The best part of an exchange is that it engages both sides. And that has certainly been happening here in South Africa, as the Minnesotan musicians end up being just as enriched as those of their counterparts. As Minnesota Orchestra trumpet player Chuck Lazarus remarked, “These musicians are showing up with their A-game. Again and again we’ve been blown away at their musical level … not just technically, but in the passion and utter commitment they bring to their playing. They are giving it their all, which makes us dig deeper to keep up with them. We’ve all been saying they are forcing us to up our game, and that’s when truly incredible music gets made.”

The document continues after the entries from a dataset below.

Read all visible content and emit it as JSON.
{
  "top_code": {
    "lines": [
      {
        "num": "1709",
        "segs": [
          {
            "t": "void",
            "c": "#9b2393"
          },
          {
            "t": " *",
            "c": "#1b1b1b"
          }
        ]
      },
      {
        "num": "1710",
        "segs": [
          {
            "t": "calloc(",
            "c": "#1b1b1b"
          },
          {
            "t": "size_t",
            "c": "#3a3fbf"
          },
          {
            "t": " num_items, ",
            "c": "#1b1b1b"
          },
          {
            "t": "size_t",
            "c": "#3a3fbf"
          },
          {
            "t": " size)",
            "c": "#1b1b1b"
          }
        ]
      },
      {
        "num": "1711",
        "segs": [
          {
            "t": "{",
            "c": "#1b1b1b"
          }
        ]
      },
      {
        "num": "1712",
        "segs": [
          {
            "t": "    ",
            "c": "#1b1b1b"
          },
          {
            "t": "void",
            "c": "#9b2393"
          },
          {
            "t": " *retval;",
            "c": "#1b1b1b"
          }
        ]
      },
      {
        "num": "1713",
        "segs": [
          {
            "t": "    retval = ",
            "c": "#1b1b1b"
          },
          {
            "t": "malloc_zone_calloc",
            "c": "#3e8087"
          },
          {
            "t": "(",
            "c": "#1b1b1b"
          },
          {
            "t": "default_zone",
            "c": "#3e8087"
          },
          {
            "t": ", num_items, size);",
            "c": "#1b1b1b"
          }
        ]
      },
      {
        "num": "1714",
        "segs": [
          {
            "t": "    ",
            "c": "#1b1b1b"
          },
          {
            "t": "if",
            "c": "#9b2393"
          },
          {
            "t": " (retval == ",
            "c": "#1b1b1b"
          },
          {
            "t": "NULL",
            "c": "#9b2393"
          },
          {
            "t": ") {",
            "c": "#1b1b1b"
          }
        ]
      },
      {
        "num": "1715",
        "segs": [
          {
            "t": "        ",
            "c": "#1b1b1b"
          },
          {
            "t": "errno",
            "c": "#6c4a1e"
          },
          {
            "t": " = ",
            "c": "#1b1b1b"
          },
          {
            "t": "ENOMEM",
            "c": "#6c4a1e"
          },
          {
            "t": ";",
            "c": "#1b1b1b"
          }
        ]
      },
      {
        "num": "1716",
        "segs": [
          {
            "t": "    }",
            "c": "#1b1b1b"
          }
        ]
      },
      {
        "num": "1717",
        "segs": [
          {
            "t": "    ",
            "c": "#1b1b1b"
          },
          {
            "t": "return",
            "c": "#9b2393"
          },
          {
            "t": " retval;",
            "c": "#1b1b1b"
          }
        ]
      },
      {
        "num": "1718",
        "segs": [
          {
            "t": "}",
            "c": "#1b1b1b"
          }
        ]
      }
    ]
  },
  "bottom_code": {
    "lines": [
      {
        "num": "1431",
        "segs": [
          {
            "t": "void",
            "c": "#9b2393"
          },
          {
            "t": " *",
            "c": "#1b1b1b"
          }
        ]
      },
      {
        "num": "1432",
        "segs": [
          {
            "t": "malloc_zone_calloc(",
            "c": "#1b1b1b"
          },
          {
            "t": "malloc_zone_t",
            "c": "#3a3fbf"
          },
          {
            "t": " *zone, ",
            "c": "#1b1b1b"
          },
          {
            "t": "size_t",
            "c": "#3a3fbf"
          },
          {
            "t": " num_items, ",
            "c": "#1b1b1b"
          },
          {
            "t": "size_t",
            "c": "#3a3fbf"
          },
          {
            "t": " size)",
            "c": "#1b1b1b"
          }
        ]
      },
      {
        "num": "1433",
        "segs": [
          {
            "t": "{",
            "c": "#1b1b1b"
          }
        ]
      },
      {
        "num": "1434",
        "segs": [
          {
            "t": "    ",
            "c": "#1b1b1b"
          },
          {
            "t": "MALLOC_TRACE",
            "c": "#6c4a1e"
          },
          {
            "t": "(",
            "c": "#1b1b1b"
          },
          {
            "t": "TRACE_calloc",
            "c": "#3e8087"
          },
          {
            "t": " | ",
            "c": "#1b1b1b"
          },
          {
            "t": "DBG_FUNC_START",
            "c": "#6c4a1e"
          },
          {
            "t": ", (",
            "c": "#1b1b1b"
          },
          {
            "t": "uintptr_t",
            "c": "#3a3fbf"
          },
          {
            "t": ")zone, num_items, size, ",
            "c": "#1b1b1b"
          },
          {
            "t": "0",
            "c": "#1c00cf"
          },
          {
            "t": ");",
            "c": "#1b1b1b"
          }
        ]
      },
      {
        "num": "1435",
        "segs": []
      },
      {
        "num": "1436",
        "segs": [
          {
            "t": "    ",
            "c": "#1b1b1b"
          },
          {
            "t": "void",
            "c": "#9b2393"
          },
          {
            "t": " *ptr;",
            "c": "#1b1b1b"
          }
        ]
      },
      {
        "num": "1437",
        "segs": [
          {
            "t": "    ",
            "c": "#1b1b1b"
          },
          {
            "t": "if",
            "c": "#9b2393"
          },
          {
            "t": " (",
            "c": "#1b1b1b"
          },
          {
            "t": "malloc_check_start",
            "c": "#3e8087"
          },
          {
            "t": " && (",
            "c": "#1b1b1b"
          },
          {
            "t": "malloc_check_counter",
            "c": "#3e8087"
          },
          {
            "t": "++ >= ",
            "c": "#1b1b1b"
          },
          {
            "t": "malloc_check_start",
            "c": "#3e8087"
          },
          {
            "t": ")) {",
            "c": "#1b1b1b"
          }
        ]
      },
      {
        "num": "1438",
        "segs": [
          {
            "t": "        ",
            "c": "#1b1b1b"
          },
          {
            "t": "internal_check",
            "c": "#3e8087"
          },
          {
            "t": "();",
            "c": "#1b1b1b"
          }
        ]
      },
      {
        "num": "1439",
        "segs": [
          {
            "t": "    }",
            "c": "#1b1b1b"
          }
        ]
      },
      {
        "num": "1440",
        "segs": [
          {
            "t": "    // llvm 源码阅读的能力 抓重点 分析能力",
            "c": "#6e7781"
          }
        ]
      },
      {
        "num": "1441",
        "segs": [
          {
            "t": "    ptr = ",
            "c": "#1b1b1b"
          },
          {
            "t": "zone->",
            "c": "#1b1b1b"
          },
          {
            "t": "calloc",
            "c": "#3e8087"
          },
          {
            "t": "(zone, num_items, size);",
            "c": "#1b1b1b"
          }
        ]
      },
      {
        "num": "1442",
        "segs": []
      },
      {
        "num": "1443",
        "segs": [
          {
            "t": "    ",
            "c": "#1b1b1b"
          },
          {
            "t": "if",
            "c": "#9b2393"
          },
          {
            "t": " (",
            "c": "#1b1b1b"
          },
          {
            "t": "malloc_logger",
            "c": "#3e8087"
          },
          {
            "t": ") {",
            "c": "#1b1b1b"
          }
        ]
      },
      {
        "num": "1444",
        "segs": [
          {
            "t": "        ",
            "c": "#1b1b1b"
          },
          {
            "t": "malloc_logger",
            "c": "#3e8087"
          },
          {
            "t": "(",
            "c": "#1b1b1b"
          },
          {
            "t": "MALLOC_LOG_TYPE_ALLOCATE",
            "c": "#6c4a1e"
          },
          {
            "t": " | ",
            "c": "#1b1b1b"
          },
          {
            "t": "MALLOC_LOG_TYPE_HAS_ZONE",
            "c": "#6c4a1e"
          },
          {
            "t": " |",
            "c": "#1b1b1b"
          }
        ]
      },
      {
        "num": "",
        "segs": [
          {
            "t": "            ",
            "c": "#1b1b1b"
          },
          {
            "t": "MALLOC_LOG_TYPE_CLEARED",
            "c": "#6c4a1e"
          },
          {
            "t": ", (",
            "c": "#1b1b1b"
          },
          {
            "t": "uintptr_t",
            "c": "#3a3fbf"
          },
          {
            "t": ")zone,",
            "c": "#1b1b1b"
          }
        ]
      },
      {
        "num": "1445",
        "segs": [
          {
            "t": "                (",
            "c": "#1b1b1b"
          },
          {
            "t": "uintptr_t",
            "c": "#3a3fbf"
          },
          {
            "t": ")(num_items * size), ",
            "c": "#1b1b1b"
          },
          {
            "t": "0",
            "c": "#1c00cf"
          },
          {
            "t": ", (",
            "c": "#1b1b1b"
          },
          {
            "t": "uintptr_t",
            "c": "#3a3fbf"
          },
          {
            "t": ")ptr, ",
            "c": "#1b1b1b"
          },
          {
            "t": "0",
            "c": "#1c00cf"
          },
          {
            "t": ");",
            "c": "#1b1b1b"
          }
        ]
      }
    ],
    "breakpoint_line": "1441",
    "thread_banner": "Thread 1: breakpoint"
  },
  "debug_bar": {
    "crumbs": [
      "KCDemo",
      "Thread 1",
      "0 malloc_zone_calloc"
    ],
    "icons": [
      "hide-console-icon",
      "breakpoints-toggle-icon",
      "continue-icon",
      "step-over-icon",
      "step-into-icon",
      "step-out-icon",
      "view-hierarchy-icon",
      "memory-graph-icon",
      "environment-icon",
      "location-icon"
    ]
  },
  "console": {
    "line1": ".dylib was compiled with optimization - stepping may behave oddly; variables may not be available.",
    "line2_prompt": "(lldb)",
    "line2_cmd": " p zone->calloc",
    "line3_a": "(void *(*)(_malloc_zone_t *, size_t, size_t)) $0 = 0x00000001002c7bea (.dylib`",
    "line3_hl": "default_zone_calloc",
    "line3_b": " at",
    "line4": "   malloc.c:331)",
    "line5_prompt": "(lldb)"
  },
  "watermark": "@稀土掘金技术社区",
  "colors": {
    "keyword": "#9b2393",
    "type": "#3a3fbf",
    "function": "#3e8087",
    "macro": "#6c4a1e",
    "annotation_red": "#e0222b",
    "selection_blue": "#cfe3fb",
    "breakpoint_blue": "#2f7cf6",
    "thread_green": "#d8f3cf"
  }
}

Minnesota Chorale singer Debbie Richman shared similar sentiments about working with the Gauteng Choristers. “Their sound production is so rich, so grounded, so powerful that it’s overwhelming. From that first chord together, the sound they brought was completely intimidating, if not terrifying. But it’s not just a trick of the voice or some strange technique … there is this incredible musical wisdom that draws from deep, deep places. We can never replicate this tone ourselves, but only hope to blend our voices into their sound and become part of it. And when we do, our joint performances are going to be beyond anything our audiences back home can imagine.”
It is perhaps best to give the final word to Ethan about the impact this exchange has had: “I’m so grateful — delighted and grateful — that these incredible musicians would reach out to us as equals, as one musician to another. They didn’t just give us praise and go on, they gave us criticism — the best kind of criticism. They gave honest advice and suggestions, but it was clear that they were really listening to us and wanted us to reach farther than we knew we could. They respected us for that. And I’m so grateful they did.”